Dear KSNA members, health care staff, and our Kansas community,

We appreciate all you are doing regarding this stressful time related to COVID-19 along with the additional care you provide to your patients, family and friends.  As the most trusted profession, your concerns are extremely import to KSNA and the Board of Directors.  We will keep you updated as the days progress and with communication we receive by the CDC, KDHE, our legislators and governor, Kansas Board of Nursing, and other associations.

On March 12th, 2020, Governor Laura Kelly issued a proclamation declaring a state of emergency regarding COVID-19 allowing her administration to mobilize resources and activate personnel to assist in the state where needed and recovery operations in affected counties that meet certain criteria.

As nurses, many of the tips regarding handwashing is drilled in our heads when we begin nursing school.  Here are a list of possible symptoms and some additional tips that you can use to share with others.

Possible symptoms or COVID-19 2-14 days after exposure include:

  1. Fever or chills
  2. Cough
  3. Shortness of breath
  4. Fatigue
  5. Loss of appetite
  6. Loss of smell and/or taste
  7. Body aches
  8. Nausea or vomiting
  9. Diarrhea
  10. Headaches

If you develop emergent warning signs for COVID-19 seek medical attention immediately. Emergency warning signs include:

  1. Difficulty in breathing or shortness of breath
  2. Severe cough
  3. High fever
  4. Persistent pain or pressure in the chest
  5. New confusion or difficulty to arouse
  6. Bluish face or lips

****This list is not all inclusive.  Please contact your doctor or medical provider for any other symptoms that are severe or concerning.

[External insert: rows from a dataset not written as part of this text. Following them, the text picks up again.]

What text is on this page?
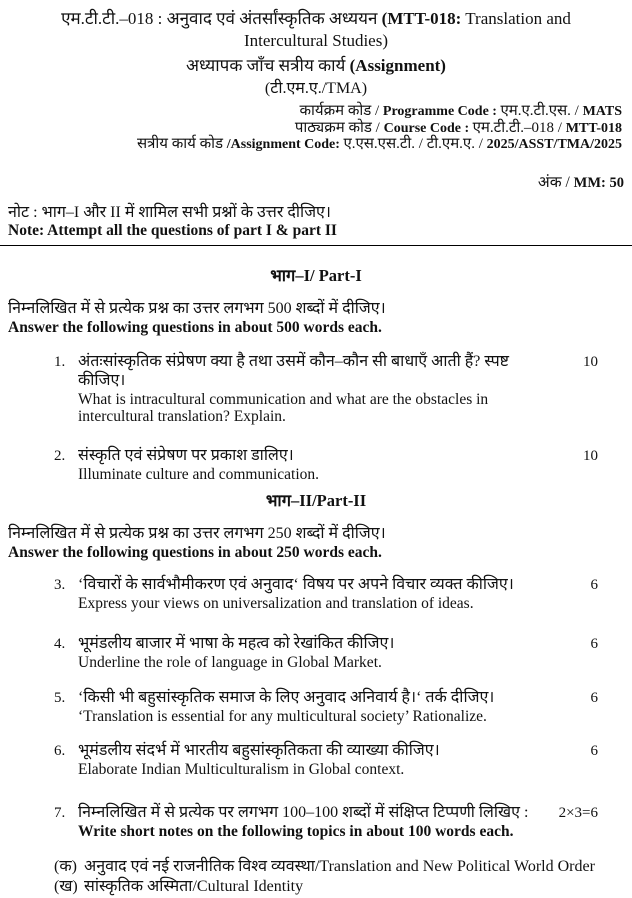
एम.टी.टी.–018 : अनुवाद एवं अंतर्सांस्कृतिक अध्ययन (MTT-018: Translation and Intercultural Studies)
अध्यापक जाँच सत्रीय कार्य (Assignment)
(टी.एम.ए./TMA)
कार्यक्रम कोड / Programme Code : एम.ए.टी.एस. / MATS
पाठ्यक्रम कोड / Course Code : एम.टी.टी.–018 / MTT-018
सत्रीय कार्य कोड /Assignment Code: ए.एस.एस.टी. / टी.एम.ए. / 2025/ASST/TMA/2025
अंक / MM: 50
नोट : भाग–I और II में शामिल सभी प्रश्नों के उत्तर दीजिए।
Note: Attempt all the questions of part I & part II
भाग–I/ Part-I
निम्नलिखित में से प्रत्येक प्रश्न का उत्तर लगभग 500 शब्दों में दीजिए।
Answer the following questions in about 500 words each.
1. अंतःसांस्कृतिक संप्रेषण क्या है तथा उसमें कौन–कौन सी बाधाएँ आती हैं? स्पष्ट कीजिए।
What is intracultural communication and what are the obstacles in intercultural translation? Explain.
10
2. संस्कृति एवं संप्रेषण पर प्रकाश डालिए।
Illuminate culture and communication.
10
भाग–II/Part-II
निम्नलिखित में से प्रत्येक प्रश्न का उत्तर लगभग 250 शब्दों में दीजिए।
Answer the following questions in about 250 words each.
3. ‘विचारों के सार्वभौमीकरण एवं अनुवाद‘ विषय पर अपने विचार व्यक्त कीजिए।
Express your views on universalization and translation of ideas.
6
4. भूमंडलीय बाजार में भाषा के महत्व को रेखांकित कीजिए।
Underline the role of language in Global Market.
6
5. ‘किसी भी बहुसांस्कृतिक समाज के लिए अनुवाद अनिवार्य है।‘ तर्क दीजिए।
‘Translation is essential for any multicultural society’ Rationalize.
6
6. भूमंडलीय संदर्भ में भारतीय बहुसांस्कृतिकता की व्याख्या कीजिए।
Elaborate Indian Multiculturalism in Global context.
6
7. निम्नलिखित में से प्रत्येक पर लगभग 100–100 शब्दों में संक्षिप्त टिप्पणी लिखिए :
Write short notes on the following topics in about 100 words each.
2×3=6
(क) अनुवाद एवं नई राजनीतिक विश्व व्यवस्था/Translation and New Political World Order
(ख) सांस्कृतिक अस्मिता/Cultural Identity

  • Call your doctor or provider if you have any of these symptoms. KSNA encourages those with symptoms or exposure to some who was COVID-19 positive to obtain the care needed.
  • Stay home if you have symptoms of COVID-19. Have sick family members use a separate room and use a separate bathroom in your home, if possible, to reduce the spread of germs. Wearing a regular face mask can also help protect others in your home.  Avoid contact with pets.
  • Quarantine for 14 days.
  • Continue practicing preventive actions. This includes washing your hands with soap and water frequently for at least 20 seconds; cleaning frequently touched surfaces daily, covering your coughs and sneezes with a tissue or cough into your elbow, not your hands, and avoiding touching your face.
  • Keep a supply of tissues, over-the-counter fever reducers, cough and cold medication, and plenty of fluids for those in your household.
  • Identify everyone who needs to be part of your plan and what his/her needs are. This should include things like health or medical conditions, medication needs, medical equipment needs, dietary needs, and other things you’d take into account during any other type of emergency. Current information about COVID-19 suggests that older adults and those with underlying chronic medical conditions may be at risk for more serious complications.
  • Create an emergency contact list. Identify everyone who needs to be part of your plan and what his/her needs are. This should include things like health or medical conditions, medication needs, medical equipment needs, dietary needs, and other things you’d take into account during any other type of emergency.  Don’t forget to include social services that are part of your daily life, including things like student meal programs and mental health services.
  • Notify the employer and/or school of changes in schedule. If your child gets sick, talk with teachers about classroom assignments that can be done from home to keep up with schoolwork. Ask your employer to work from home or take leave if you or someone in your household gets sick or your child’s school or daycare is temporarily dismissed.
  • Wear a mask to protect your family, friends and community.
  • Avoid gathering in public places. Use “social distancing” by keeping 6 feet, or more, away from other persons in the event that you must go out in public. Droplets from a sneeze can travel up to 6 feet.  When schools or employers are temporarily dismissed, avoid gathering in groups in public places. This will help slow the spread of COVID-19 in the community.
  • Stay in touch with others by phone or email. If you live alone and become sick, you may need help. Stay in touch with family, friends and healthcare providers by phone or telemedicine if possible. Check on those with chronic medical conditions periodically.
  • Stay up-to-date on the latest COVID-19 information. Check KDHE’s website,, and, to stay up to date on the latest COVID-19 information. You can also check the websites and social media pages of your local health department. The CDC website also has resources:
  • Check with employers and schools periodically about potential closings or changes in attendance policies.
  • Take care of your family’s emotional health. Outbreaks can be stressful for adults and children. Children respond differently to stressful situations than adults. Talk with your children about the outbreak, try to stay calm, and reassure them that they are safe.
  • Take care of yourself! Make sure you and your family drink plenty of water, eat regular meals, allow yourself to get 8 hours sleep and breathe.

Remember that most cases of COVID-19 are mild.  Taking these precautions are not only to help yourself but to prevent spread to others in your community especially those who are high-risk based on age and pre-existing conditions.

Make sure to reach out to your health care provider by phone if you have any health concerns.

VIGILANCE (not panic) is key for reducing the burden of disease and for all of us to return to life as usual.

Resources are from KDHE and the CDC.